Beduria is one of the seven villages inside the Madhupur Saal forest. The people of these villages are mostly from indigenous Garo and Koch communities who have been considered as the original inhabitants of the forest for more than 200 years [image by: Prakash Bhuyan]

The ethnic minorities did not accept the Land Acquisition Act since it denied their land rights. This act initiated the formal land rights conflicts between the state and the forest dwelling citizens in the Madhupur Sal Forest.

Traditional tool used by the Garo to collect firewood from the forest [image by: Prakash Bhuyan]

The Garos of Madhupur Sal forest have been struggling for the right to access the forest since 1962, when the Madhupur forest was declared a national park by the Pakistan government, which then administered the land. Eviction notices were soon sent out to the forest dwellers.

The promotion of social forestry

In the years after 1982, the Bangladesh government introduced social forestry programmes in various phases. These were aimed at improving the forest industry’s contribution to the gross domestic product and supporting local livelihood by introducing rubber plantation and agroforestry. Conservation and promotion of eco-tourism were among the other objectives.

In the mid-1980s, the forest area per capita in Bangladesh was among the lowest in Asia. To increase the production of fuelwood, the government emphasised the need for active forest resources management and woodlot tree planting in the five year development plan (1980-1985). In 1981 the first Community Forestry Project started with USD 11 million funding from the Asian Development Bank.

A newly finished rubber plantation. According to Forest Department records, rubber plantation was started in 1986 on 14,993.6 acres to improve the income and livelihood of the local people. While the project failed to improve livelihoods it led to massive deforestation [image by: Prakash Bhuyan]

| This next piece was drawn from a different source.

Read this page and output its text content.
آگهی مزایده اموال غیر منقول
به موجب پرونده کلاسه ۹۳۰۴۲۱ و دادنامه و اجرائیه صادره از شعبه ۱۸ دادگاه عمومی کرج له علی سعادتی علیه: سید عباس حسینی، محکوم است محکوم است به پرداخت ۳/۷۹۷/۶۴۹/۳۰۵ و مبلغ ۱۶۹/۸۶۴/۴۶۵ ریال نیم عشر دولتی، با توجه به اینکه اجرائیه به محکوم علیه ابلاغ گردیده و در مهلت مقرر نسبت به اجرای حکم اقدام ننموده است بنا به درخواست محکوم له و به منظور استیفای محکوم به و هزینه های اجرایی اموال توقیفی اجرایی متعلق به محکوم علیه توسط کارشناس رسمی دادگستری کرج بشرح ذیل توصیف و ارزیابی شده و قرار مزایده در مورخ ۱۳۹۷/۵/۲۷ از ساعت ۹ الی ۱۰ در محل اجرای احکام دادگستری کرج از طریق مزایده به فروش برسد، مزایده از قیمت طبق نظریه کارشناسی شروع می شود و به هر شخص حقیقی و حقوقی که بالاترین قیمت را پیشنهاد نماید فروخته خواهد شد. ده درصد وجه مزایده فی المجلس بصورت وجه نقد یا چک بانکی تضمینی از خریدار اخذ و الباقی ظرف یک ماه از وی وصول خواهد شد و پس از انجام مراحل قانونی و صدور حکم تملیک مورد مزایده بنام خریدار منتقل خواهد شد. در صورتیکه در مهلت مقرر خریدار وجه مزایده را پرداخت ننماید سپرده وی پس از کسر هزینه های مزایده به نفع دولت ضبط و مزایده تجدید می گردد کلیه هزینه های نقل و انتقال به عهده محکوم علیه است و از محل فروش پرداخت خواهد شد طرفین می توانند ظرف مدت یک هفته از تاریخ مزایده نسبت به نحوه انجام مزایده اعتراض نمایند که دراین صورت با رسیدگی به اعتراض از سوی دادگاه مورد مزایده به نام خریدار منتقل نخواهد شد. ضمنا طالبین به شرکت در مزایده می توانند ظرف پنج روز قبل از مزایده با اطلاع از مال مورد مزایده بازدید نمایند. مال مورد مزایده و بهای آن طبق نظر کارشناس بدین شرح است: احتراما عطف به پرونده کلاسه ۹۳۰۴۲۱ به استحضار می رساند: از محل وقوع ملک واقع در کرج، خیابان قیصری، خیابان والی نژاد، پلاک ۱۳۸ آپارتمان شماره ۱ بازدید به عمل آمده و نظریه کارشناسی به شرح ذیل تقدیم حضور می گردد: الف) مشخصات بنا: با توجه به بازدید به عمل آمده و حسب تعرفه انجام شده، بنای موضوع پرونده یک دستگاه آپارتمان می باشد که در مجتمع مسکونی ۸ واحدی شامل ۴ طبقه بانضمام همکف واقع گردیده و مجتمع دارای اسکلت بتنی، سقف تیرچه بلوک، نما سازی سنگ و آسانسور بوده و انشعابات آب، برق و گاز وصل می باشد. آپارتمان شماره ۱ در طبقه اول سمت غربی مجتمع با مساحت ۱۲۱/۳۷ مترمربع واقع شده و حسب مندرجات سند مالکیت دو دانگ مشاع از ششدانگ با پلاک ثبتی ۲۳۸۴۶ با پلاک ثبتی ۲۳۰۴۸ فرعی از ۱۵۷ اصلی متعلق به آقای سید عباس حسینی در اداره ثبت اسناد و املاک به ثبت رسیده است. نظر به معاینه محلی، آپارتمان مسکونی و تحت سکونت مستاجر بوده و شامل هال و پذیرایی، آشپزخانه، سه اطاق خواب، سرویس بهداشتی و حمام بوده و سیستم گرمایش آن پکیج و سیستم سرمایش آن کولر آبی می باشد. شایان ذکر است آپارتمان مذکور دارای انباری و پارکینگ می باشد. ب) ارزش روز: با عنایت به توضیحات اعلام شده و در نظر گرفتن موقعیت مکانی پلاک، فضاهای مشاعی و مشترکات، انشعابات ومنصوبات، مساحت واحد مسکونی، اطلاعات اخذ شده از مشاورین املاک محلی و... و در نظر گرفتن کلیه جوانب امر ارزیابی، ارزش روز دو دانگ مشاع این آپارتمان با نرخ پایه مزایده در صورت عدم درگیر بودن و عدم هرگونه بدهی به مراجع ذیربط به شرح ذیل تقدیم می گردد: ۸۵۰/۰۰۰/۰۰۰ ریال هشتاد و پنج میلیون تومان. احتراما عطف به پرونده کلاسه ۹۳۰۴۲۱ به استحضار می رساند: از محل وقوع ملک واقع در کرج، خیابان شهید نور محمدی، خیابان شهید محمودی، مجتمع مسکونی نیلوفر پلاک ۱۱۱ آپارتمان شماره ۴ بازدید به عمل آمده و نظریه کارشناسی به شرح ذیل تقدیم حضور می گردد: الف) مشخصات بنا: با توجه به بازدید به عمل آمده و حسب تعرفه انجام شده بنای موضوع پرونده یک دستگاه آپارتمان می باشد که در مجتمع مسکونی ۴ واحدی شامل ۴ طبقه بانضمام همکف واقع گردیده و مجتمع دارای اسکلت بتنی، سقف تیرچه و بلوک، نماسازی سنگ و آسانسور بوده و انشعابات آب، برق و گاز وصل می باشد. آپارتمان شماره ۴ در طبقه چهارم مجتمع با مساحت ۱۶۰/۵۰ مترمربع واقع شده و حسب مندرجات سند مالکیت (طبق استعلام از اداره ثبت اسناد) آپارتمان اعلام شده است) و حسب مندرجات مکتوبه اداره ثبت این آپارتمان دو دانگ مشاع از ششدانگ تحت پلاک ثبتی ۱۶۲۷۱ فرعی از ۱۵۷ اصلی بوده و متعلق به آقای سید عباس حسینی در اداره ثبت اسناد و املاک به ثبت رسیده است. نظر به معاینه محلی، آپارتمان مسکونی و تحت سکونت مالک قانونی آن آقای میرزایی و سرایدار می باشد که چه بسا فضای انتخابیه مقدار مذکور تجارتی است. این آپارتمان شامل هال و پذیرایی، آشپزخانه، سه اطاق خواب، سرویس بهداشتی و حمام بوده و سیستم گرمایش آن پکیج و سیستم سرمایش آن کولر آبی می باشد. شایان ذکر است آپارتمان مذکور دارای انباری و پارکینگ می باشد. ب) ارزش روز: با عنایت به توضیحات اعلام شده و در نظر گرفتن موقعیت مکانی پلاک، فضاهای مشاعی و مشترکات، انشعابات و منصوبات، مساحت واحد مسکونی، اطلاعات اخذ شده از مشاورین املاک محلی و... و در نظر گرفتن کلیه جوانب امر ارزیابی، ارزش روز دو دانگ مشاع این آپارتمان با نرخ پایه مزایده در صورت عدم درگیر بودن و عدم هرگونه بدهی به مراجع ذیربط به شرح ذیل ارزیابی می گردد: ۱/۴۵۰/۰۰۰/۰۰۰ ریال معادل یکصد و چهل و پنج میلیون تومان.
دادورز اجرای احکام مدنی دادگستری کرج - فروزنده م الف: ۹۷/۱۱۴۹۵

According to the local Garo people this led to the aggressive denudation and deforestation of the forest. The sal trees which are commercially valuable, were logged away to clear land for woodlot tree plantation under the Community forestry program. Research shows the decrease in forest coverage of Madhupur Garh was about 36% between the year 1975 to 1983.

Between the year 1977 and 1991, the deforestation at Madhupur region became 56% (about 4% per year) while the South Asia average was 0.8%.

Eugene Nokrek, president of the Joyenshahi Adivasi Development Council, a civil society body of the ethnic people in Madhupur, said that instead, the social forestry programmes have destroyed the natural sal forest.

In 2001, the Asian Development Bank, which funded most of these projects along with the World Bank and international financial institutions, noted the significant problems in the project evaluation reports.
The current set of forest laws in Bangladesh has put the forest dwelling ethnic Garos at a disadvantage.

Nejen Nokrek (70), the ailing father of Piren Snal, has little hope for justice, but will not give up [image by: Prakash Bhuyan]

The now 70-year-old Nejen Nokrek holds no hope to get justice for the death of his son, Piren Snal given the attitude of the police and local administration. Fighting for his motherland left Utpal on a wheelchair, struggling to earn a reasonable income.

Both were resigned to their fate but not helpless before it. The struggle for Madhupur will go on, they said.

Note: The author tried repeatedly to reach out to the Forest Department during his stint in Madhupur but received no response. This report will be updated if and when a response is received.